On a more theoretical note, my colleagues and I have been developing a self-completed questionnaire, called the PBPI, which I believe may help discriminate “ordinary grief” (of bereavement) from major depressive disorder. However, the PBPI has not been “field tested” for validity. I attach the scale and the associated article for your perusal; and, you are more than welcome to use the PBPI in your work and/or research, with no restrictions. I would be especially interested in your experience with the PBPI as a “predictor” of post-bereavement grief, versus a course more consistent with major depressive illness. I believe this could be done fairly easily by tracking post-bereavement hospitalization as a good “proxy” for severe psychiatric illness.

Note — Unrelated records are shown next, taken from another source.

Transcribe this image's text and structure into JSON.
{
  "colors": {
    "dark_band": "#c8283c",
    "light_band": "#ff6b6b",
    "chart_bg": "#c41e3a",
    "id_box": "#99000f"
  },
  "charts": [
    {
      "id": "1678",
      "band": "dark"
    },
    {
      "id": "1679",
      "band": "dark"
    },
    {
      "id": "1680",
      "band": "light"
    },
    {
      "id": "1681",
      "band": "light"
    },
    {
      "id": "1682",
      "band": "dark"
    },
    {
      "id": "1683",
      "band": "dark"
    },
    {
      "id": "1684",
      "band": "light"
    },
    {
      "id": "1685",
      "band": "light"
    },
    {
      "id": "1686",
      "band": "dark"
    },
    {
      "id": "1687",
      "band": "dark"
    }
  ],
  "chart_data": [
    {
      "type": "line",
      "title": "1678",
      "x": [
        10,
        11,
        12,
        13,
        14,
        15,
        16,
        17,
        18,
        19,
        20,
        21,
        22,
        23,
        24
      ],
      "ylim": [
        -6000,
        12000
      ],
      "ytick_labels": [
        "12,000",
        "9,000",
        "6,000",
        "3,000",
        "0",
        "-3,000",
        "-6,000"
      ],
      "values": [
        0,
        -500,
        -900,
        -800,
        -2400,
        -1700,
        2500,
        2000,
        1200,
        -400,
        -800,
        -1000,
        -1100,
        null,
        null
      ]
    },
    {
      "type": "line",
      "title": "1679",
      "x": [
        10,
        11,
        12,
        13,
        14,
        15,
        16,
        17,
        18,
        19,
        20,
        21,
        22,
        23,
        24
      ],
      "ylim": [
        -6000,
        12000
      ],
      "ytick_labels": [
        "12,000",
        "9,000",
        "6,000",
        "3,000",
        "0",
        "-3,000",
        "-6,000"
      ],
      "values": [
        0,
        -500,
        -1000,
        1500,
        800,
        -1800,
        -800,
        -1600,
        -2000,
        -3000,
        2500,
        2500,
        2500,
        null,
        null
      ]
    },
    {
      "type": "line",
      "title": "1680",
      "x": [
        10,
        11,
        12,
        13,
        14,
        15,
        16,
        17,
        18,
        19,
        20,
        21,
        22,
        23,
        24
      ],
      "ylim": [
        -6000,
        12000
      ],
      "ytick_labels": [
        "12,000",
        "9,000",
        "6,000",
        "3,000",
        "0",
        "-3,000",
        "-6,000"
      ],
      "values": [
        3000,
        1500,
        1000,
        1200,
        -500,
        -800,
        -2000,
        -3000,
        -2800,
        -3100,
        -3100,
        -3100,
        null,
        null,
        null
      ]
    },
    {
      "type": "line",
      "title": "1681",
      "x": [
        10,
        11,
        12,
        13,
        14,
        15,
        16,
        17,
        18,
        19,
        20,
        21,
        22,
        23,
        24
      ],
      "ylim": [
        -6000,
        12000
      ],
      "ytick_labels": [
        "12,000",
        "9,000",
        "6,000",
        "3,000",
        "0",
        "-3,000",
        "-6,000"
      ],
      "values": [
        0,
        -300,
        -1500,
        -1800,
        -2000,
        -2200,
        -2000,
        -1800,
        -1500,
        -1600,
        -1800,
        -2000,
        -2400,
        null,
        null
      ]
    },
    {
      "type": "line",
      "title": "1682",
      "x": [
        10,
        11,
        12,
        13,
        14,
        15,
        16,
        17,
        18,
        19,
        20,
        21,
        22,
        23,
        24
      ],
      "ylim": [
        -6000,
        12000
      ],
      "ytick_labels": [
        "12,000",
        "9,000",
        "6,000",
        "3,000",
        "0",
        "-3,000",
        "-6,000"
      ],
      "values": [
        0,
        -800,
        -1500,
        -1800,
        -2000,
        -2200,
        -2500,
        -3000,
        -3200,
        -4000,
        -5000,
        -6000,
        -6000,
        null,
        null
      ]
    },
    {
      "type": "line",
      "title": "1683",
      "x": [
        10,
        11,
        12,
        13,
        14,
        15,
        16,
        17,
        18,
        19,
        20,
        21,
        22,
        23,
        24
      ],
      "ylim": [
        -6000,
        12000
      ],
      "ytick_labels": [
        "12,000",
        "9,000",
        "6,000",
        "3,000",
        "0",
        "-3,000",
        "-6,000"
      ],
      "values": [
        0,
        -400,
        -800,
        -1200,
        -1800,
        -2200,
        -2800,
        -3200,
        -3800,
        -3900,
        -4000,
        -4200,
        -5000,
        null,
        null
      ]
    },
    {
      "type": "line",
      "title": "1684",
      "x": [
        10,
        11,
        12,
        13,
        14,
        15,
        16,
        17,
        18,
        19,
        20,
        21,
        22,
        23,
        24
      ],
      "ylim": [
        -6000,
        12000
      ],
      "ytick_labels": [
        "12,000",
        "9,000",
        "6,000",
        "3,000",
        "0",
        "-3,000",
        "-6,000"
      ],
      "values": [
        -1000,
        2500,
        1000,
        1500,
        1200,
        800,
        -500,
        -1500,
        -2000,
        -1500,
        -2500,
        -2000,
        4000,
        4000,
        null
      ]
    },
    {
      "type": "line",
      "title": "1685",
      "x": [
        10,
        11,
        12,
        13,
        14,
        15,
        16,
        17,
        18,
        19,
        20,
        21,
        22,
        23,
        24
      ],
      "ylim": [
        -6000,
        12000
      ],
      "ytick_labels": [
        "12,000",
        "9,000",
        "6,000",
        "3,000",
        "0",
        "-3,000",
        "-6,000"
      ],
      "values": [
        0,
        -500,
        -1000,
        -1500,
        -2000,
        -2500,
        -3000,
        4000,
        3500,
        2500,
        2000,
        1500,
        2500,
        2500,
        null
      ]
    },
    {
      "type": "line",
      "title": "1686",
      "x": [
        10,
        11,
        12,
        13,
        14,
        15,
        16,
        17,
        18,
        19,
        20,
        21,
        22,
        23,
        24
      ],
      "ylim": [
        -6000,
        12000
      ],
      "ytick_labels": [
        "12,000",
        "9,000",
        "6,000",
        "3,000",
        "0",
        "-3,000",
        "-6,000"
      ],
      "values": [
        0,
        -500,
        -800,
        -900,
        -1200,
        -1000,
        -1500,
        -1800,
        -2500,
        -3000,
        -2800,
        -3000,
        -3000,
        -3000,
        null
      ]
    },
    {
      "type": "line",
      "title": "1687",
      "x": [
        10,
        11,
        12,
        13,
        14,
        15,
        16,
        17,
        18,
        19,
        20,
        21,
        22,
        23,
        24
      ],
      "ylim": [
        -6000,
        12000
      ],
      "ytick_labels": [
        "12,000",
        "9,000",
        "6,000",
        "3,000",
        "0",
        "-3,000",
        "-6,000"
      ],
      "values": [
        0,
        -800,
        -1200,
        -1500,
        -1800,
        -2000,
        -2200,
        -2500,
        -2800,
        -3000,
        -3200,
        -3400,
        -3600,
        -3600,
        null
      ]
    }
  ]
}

In any case, I appreciate your work in this area and will be eager to learn the results of your research.

MMcC:

Thank you very much for the article which I and the rest of the team read with interest. As mentioned previously, we won’t be able to deploy any scales in fieldwork for this administrative data linkage project, but we are keen to develop further research following on from this study. We will keep in contact about developments and future possibilities for using the PBPI.

Thanks again for your interest in the study, please keep checking in with the Blog (subscribe to the RSS feed would be an easy way to keep up to date) as we’ll be posting about progress and findings over the course of the study.

RP:

Dear Mark,

I do understand the limits of a records-based, statistical methodology in this study. I hope that you can gain access to hospitalization records, since I believe that would be a much better proxy for “severity” than medication prescription (for all the reasons we have discussed). I will try to “tune in” to your website from time to time; and, I do hope you find the PBPI of use at some time in your work, and I would be happy to hear any feedback on it. Many thanks for the informative note. You certainly have my permission to post my comments, either verbatim or edited, on your website.